A kittenish Marilyn Monroe in bed with director Elia Kazan, who then introduces the starlet to playwright Arthur Miller! This love triangle, the heart of playwright Jack Canfora’s Fellow Travelers in a world premiere that just opened at Bay Street Theater, is astonishing for more than the sex, who is having it with whom. These were artists of the 1950’s fully committed to their work, and so a backstory for staging the 20th century’s most iconic dramas against the real-life trials of the House UnAmerican Activities Committee, informs the heated, engaging dialogue.

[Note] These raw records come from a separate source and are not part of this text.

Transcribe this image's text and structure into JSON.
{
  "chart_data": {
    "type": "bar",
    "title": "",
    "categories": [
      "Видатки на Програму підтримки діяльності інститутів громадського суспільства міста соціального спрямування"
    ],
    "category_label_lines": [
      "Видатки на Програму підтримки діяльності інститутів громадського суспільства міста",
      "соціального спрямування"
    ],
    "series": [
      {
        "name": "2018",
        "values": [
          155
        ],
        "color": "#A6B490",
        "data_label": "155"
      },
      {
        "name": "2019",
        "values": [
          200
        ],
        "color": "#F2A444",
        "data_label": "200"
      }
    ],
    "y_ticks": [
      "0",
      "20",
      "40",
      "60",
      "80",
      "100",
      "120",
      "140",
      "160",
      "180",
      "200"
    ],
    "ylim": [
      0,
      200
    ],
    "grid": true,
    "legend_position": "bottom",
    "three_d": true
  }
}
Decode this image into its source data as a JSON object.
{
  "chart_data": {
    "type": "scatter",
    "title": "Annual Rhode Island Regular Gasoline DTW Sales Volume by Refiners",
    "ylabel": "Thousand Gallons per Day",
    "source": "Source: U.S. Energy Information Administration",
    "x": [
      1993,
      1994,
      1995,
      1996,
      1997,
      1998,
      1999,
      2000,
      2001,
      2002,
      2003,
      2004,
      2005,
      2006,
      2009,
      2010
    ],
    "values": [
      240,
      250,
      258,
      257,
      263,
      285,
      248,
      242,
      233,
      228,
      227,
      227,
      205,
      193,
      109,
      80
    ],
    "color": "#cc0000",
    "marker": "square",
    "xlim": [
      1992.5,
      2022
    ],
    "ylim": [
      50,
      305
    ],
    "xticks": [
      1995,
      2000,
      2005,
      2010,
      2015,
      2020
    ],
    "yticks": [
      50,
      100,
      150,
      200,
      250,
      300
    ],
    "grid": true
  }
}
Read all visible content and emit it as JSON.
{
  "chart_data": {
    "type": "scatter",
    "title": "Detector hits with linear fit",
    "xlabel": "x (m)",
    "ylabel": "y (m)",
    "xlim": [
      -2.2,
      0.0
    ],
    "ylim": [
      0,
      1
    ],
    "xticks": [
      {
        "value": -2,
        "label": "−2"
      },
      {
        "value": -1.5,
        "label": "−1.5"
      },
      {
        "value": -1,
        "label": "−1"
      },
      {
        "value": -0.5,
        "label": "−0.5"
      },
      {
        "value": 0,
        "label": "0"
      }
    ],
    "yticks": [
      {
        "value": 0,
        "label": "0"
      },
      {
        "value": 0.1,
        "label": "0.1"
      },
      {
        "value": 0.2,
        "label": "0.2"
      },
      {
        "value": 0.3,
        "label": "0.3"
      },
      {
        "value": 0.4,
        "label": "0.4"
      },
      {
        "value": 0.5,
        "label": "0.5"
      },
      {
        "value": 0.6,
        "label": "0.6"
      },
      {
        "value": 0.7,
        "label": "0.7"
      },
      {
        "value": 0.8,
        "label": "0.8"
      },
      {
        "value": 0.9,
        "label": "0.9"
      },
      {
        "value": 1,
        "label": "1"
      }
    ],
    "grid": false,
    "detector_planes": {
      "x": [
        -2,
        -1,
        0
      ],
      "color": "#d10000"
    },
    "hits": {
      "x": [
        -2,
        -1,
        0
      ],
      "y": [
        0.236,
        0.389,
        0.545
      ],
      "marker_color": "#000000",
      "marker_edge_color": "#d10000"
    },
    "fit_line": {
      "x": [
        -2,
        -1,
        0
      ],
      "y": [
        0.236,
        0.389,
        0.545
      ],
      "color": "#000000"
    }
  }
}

Fellow Travelers, under Michael Wilson’s fine direction, will leave viewers deeply moved by the effects of the McCarthy era on creative lives, debating points along the way. Is it relevant to today’s American ethos? The line about paranoia that Russia is infiltrating our country through our movies leaps out. Here it refers to Kazan’s masterpiece On the Waterfront, and to the consequence of fear that so informs the writing of Miller’s stage play, The Crucible. To what extent does the present culture force self-censorship?
Famously put on the spot, Kazan names names, which looks like a gratuitous act in this play’s version of events: “I wanted to work,” he exclaims. Miller famously shunned this former best friend on the street. And Monroe, in her goodness attempted to patch things up between these powerful men, and succeeded maybe for a moment. They did collaborate after. The actors: a lean Wayne Alan Wilcox evokes Arthur Miller’s physicality and New York cadences, and Vince Nappo, Elia Kazan’s immigrant look. The men are joined by Mark Blum as Harry Cohn and Jeffrey Bean as Roy Brewer/ Kermit Bloomgarden.
And what of Marilyn Monroe, simply a lynchpin for these men? After her death (from suicide?), Kazan finds a carbon copy, the actress Rachel Spencer Hewitt doubly effective as Marilyn and her substitute in blond wig and negligees. Fellow Travelers comes from a male perspective, as fits that era of women aiming to please, and so she delivers the drama’s last, chilling line: “Glad you like it.”